The man fought off the animal in an encounter that the report says “rendered the skunk unconscious”, but not before the man received a “shin scratch that bled”, although he did not think he had been bitten.

Five weeks later, a family member said, he became confused, had difficulty swallowing and walking, experienced hallucinations and had a stiff neck. Two days later, he was found unresponsive at home after a presumed cardiac arrest. Although he was resuscitated and hospitalized, he never regained consciousness, and after several days was “declared brain dead and removed from life support”.

The report states that several of his organs, including his left kidney, were donated.

After rabies was suspected in the kidney recipient, authorities went back to test laboratory samples from the donor; they tested negative for rabies. But biopsy samples directly from his kidneys did detect a strain “consistent with a silver-haired bat rabies”, suggesting that he had, in fact, died of rabies and had passed it on to the donor.

The investigation suggested a “likely three-step transmission chain” in which a bat infected a skunk, which infected the donor, whose kidney then infected the recipient.

The CDC said it was only the fourth reported transplant-transmitted rabies event in the United States since 1978. It noted that the risk for any transplant-transmitted infection, including rabies, is extremely low.

After discovering that three people also received cornea grafts from the same donor, authorities immediately removed the grafts and administered Post-Exposure Prophylaxis (PEP) to prevent infection. The three people remained asymptomatic, the report said.

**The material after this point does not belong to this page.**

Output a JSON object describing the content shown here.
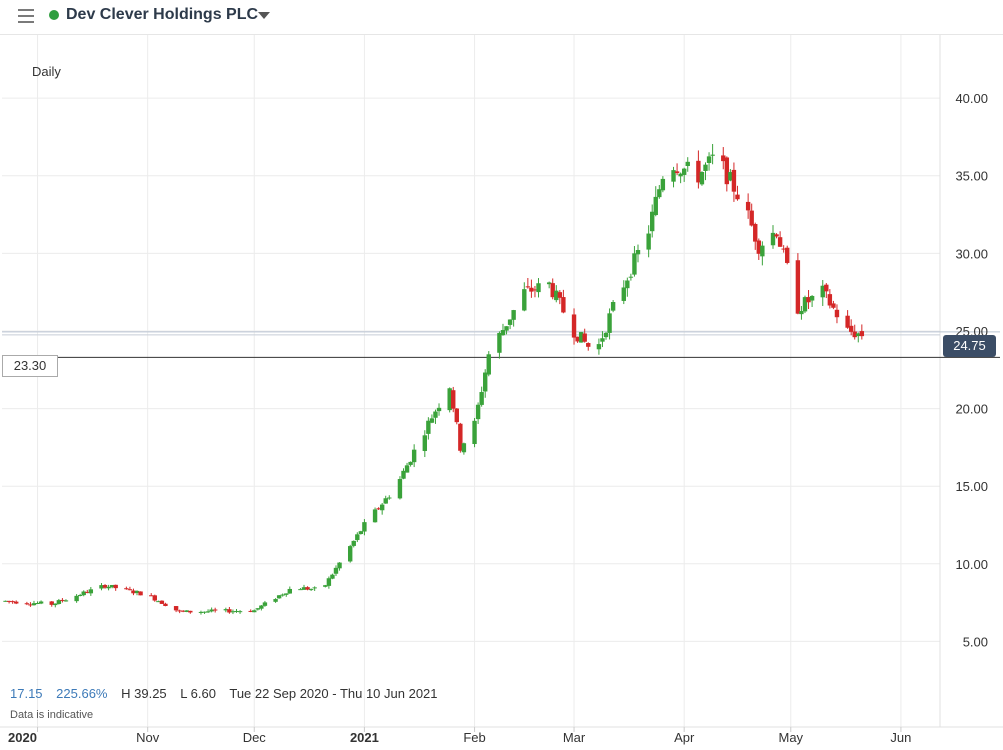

The CDC report stated that in the US, family members often provide information about a prospective donor’s infectious disease risk factors, including animal exposures. Rabies is typically “excluded from routine donor pathogen testing because of its rarity in humans in the United States and the complexity of diagnostic testing”.

“In this case, hospital staff members who treated the donor were initially unaware of the skunk scratch and attributed his pre-admission signs and symptoms to chronic co-morbidities,” the report said.

In an interview with the New York Times, Dr Lara Danziger-Isakov, the director of immunocompromised host infectious diseases at Cincinnati Children’s Hospital Medical Center, described the incident as “an exceptionally rare event”, adding that “overall, the risk is exceptionally small”.